It's one of the biggest secrets in cannabis: The federal government's medical-marijuana program that dates back to the '70s.
By 1991, 13 patients were receiving cannabis grown by the Feds at their University of Mississippi research facility. Now there is just one. The program stopped accepting applicants that year.
Elvy Musikka, who suffers from glaucoma, is no longer on the program after 32 years. Currently a resident of a legal cannabis state, Oregon, she has not consumed the low-potency governemt weed in several years.
Elvy petitioned to join the program in 1988 after she was arrested in Florida for cultivated plants in her backyard and was approved. She also won her court case, thanks to NORML attorney Norm Kent.
When she lived in Florida, Elvy had access to the cannabis. But once she moved to Oregon, NIDA refused to ship the tins containing 300 mass-produced joints there. Elvy would return to Florida once a year to collect her medicine. During the Covid-19 pandemic, that has not been possible. So she's officially dropped out of the program, which is technically known as the Compassionate IND (for Investigatrive New Drug) program. Just Irvin Rosenfeld, who has bone spurs and also lives in Florida, remains on it.
Elvy Musikka on government weed: "They sent us a bunch of garbage with no THC. It was hemp, which I love to wear, but it didn’t do anything for my glaucoma."
Of the final four patients - Elvy, Irvin, Barbara Douglas and George McMahon - the latter two passed away in 2018 and 2019 respectively, leaving Elvy and Irvin.
Elvy bitterly complained to me in 2016 about how bad the governemt weed was. In fact, she had to have a surgery because the cannabis was not helping her.
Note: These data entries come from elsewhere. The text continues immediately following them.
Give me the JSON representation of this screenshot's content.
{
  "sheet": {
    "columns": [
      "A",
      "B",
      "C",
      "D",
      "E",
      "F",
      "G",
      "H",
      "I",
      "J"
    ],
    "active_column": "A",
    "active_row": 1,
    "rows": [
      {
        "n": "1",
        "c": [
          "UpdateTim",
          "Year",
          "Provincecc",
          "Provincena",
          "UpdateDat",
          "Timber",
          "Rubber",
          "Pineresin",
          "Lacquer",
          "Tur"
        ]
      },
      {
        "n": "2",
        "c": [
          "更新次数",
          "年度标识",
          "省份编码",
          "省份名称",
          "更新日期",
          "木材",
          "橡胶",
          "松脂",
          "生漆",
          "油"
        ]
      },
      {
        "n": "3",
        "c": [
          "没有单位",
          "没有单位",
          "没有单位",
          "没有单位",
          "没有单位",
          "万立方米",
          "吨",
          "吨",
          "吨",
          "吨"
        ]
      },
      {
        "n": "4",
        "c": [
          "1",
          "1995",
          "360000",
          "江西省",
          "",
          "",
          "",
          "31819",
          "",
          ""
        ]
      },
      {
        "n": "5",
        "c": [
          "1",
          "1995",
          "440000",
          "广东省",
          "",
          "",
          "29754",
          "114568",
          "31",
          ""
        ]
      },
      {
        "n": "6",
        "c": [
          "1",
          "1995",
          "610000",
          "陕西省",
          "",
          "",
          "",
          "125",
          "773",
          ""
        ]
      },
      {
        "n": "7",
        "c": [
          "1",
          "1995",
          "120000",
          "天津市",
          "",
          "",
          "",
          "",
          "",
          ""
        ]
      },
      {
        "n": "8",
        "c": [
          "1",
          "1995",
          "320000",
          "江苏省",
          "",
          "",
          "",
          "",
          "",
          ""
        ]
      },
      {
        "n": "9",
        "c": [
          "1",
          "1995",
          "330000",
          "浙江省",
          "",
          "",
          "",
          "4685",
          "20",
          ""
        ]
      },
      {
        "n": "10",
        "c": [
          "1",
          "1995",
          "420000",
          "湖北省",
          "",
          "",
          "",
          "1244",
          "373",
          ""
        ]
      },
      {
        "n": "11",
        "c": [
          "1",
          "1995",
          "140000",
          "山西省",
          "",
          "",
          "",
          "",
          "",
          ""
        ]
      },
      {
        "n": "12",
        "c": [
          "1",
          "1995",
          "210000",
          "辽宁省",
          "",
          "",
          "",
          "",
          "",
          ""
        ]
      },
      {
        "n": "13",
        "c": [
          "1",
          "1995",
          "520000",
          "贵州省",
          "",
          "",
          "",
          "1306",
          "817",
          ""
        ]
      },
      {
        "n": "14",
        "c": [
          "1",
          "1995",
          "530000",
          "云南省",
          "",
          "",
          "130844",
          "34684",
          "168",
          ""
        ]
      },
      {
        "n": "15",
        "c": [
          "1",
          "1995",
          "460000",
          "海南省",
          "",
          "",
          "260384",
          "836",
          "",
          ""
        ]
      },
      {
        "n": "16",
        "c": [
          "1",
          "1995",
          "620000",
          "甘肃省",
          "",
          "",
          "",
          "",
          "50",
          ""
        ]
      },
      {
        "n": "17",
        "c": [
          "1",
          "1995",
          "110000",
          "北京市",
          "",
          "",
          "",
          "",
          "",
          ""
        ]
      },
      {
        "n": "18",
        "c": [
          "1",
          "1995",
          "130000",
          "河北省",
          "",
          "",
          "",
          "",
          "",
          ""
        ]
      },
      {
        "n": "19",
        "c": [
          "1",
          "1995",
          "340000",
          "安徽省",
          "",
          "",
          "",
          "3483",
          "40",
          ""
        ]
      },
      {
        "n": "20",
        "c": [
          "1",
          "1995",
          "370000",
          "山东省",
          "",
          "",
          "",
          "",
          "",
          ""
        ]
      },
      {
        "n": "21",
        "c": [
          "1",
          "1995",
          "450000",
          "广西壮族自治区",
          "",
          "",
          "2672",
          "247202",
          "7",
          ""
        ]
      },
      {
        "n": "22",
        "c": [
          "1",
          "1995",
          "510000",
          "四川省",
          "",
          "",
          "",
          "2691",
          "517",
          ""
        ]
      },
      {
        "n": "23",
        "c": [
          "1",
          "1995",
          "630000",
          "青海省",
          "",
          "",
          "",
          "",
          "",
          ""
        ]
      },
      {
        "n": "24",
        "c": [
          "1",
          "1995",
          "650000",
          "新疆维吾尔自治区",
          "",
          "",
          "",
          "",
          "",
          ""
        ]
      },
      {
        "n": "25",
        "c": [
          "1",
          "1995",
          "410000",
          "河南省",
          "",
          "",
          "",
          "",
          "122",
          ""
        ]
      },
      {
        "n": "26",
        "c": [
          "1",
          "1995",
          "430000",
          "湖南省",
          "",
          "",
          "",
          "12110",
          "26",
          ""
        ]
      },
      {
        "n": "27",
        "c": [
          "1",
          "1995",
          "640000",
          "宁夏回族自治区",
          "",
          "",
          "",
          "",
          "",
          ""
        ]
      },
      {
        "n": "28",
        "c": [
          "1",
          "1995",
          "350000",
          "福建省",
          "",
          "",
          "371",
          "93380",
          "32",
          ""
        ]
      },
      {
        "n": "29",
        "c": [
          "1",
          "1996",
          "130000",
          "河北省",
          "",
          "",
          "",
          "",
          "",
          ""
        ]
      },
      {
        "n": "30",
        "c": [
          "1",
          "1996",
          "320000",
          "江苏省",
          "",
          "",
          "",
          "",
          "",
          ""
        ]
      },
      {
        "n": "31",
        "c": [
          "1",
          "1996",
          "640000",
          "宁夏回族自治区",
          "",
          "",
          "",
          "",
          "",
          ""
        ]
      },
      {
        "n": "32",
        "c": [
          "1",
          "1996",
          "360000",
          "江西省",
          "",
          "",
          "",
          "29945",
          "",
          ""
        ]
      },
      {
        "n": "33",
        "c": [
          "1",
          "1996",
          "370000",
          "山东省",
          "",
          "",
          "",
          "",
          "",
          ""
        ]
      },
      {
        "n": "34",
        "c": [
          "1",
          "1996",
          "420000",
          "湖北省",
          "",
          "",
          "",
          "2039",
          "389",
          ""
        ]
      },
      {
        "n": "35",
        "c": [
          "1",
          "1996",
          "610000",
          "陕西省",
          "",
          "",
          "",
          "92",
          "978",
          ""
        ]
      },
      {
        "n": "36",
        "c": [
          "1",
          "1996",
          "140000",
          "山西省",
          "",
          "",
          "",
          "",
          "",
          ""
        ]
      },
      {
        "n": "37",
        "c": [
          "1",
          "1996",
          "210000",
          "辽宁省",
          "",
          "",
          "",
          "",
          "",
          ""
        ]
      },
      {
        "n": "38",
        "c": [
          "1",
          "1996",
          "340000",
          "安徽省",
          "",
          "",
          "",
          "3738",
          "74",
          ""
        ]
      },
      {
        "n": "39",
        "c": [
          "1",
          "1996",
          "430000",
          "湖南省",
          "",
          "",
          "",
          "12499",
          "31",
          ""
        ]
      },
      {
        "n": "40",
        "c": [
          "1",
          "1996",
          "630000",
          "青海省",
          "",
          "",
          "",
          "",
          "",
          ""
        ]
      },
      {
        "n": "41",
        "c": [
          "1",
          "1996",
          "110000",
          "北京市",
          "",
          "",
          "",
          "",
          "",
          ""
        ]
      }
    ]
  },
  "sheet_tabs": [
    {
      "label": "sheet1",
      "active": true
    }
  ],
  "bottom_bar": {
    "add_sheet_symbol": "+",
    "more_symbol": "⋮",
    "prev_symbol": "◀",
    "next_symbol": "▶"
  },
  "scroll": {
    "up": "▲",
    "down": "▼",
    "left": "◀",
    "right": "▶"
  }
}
"The stuff they sent me three years ago blinded me," she explained. "They sent us a bunch of garbage with no THC. It was hemp, which I love to wear, but it didn’t do anything for my glaucoma. I thought I was having the potency I should have - and I wasn’t - so I didn’t worry about it. But within a month I knew I was in trouble. My doctor in Florida panicked and had me fly there for an emergency surgery. That surgery did me in. It detached my retina, took away my optic nerve and destroyed my sight. They sent me hemp, because they want everybody on low THC, and here’s what happened to me. It cost the taxpayers tens of thousands of dollars to take away some of my independence and blind me a little more than I already was. I blame this on the government for sending me that garbage and pretending it was medicine."
At 81, Elvy doesn't hold back; she never has. Born in Colombia to Spanish and Finnish parents in 1939, Elvy emigrated to New York with her family in 1953, the same year she had surgery for congenital cataracts that left her partially blind and led to her glaucoma condition. Her first surgery was in 1945 when she was six.
"I had four surgeries that were very successful for the standards of that time," Elvy recalled. "The problem was they didn’t take the whole cataract out; they took it out little by little. I don’t know why; that’s how they did it then. They didn’t insert a new lens like they do now. I had to wear very thick glasses. But I did get sight; it was up to 20/200 in both eyes. I was quite thrilled until the bad surgery in New York in 1953, which set my bad eye at 20/400.
"I went in for three days and ended up there for a month. That was my first encounter with hospitals in the U.S., and it was a flop. I had scar tissue very similar to what I have in the right eye now. Every surgery I’ve ever had left me with more problems and more scar tissue. When the right eye went completely after the 2012 laser surgery, I said I had enough. I couldn’t tell you if it was day or night in that eye. It was like there was no light. You close your eyes, somebody turns on the light, you open your eyes and you still know there’s light in the room. This was not like that. It was nothing. That sight was never really regained until I was on this program and was smoking marijuana all the time."
Elvy folllowed the lead of Robert Randall, also a glaucoma sufferer and the first patient in the IND program in 1975 who'd discovered cannabis reduced his ocular pressure. One of the first condiions to be acknowledged that cannabis benefitted, along with cancer and HIV, now glaucoma is not even accepted as a condition in many state cannabis programs, including New York.
"That’s very upsetting to me," she said "We cannot continue this ignorance. It blinds us more than eyesight. There is nothing accepted more worldwide than marijuana. The day of ignorance is over."